Just two returning MLAs have cabinet experience – Caroline Cochrane and Jackson Lafferty, both hoping to be named the NWT’s next premier on Thursday. Other contenders for that role are RJ Simpson, who was a regular MLA for the past four years, and Frieda Martselos, former chief of the Salt River First Nation, who is a newcomer.
MLAs were seated alongside chamber board members at tables adorned with signs bearing the names of industries: diamonds, cobalt and lithium, rare-earth elements, and so on.
Asked if these were designed to spark conversation between MLAs and industry leaders regarding the futures of those industries, a chamber member replied it was simpler than that: the signs were intended to ensure MLAs knew all of the industries existed.
Julie Green and Kevin O’Reilly, the MLAs for Yellowknife Centre and Frame Lake respectively, did not attend.
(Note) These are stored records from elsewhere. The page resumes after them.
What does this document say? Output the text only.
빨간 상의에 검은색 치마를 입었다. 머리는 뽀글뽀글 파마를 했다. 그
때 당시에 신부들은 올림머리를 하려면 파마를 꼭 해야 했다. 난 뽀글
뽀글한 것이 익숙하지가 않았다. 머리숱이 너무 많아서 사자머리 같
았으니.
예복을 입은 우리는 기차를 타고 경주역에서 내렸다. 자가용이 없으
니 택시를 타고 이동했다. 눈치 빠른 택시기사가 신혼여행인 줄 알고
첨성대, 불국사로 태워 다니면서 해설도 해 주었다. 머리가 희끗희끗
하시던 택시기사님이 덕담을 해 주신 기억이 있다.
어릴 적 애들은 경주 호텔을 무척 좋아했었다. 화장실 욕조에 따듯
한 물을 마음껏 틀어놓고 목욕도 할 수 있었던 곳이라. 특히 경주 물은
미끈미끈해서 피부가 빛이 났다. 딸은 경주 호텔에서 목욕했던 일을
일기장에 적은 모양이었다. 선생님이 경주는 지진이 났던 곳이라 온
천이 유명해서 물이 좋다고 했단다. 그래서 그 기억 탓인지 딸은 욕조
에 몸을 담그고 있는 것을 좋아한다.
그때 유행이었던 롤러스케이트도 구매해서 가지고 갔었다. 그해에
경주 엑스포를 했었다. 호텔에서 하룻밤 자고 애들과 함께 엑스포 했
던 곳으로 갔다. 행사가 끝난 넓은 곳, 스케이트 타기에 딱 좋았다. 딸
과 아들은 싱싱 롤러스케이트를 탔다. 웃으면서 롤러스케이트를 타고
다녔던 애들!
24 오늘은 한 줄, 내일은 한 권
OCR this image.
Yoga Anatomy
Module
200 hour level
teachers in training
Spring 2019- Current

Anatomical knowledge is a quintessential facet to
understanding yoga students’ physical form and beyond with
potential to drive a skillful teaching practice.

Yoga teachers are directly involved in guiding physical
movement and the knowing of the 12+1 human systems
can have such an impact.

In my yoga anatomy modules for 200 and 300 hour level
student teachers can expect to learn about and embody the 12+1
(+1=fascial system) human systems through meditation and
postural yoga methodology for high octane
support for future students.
Both held a shared constituency meeting the same night.
Those who did were told by Paul Gruner, chief executive of the Det’on Cho Corporation, that his company – the economic development arm of the Yellowknives Dene First Nation – employed hundreds of people, contributing $54 million to the NWT economy in wages and a further $18 million in federal transfer payments. MLAs were later told those jobs would all be lost if mining isn’t given urgent attention, and those workers “can’t just transfer to tourism.”
Vivian, citing the Conference Board of Canada’s “grim outlook” for the NWT’s economy and other glum assessments of the territory’s future, urged MLAs: “The mineral industry cycle includes exploration, and we aren’t doing any of that.
“We should still have new opportunities in the hopper, and we don’t.”
He said “nothing has been done” since a territorial government-led economic symposium in Inuvik, a year ago, forecast a $1.1-billion shrinkage of the NWT economy, placing 3,000 jobs and 10 percent of the NWT government’s budget at risk if current mines close with no replacements.
Vivian, touching on themes the chamber has adopted for years, said too much of the territory was protected from development and the NWT was not doing enough to encourage investment – meaning money is instead being spent in Yukon or Nunavut.
‘Something new to wrap my head around’
“This is the first time ordinary MLAs have had the opportunity to hear this, from the industry side,” Nahendeh MLA Shane Thompson, re-elected to a second term told Cabin Radio. “I don’t think this information has been well-communicated – or it has been, and people haven’t really seen it.
“For me, it’s about working with Indigenous people to get this industry up and running. That gives us more certainty and more jobs, which brings our GDP up.”
MLAs are still neck-deep in an orientation process following their election at the start of the month. A premier, cabinet, and speaker are all to be decided on Thursday, with portfolios subsequently assigned by the premier. Who will inherit responsibility for mining, as the industry minister, is currently anyone’s guess.
Tuesday’s event followed a day-long meeting between MLAs and more than a dozen Indigenous governments and groups, alongside representatives of NWT municipal governments, last week.
“It’s been a lot. I’ve never had so many people care what I thought about something, so that’s been something new to wrap my head around,” said Great Slave MLA Katrina Nokleby, an engineer by trade, describing lobbying efforts by both individuals and groups as the politicians bed in.
Nokleby said she would prioritize by considering: “Where am I hearing the most consistency from different groups? What do the most people in the territory want, that will have the maximum benefit to the most people?
“And trying to stay away from being very constituency-based,” she said. “We are only as strong as our weakest community.”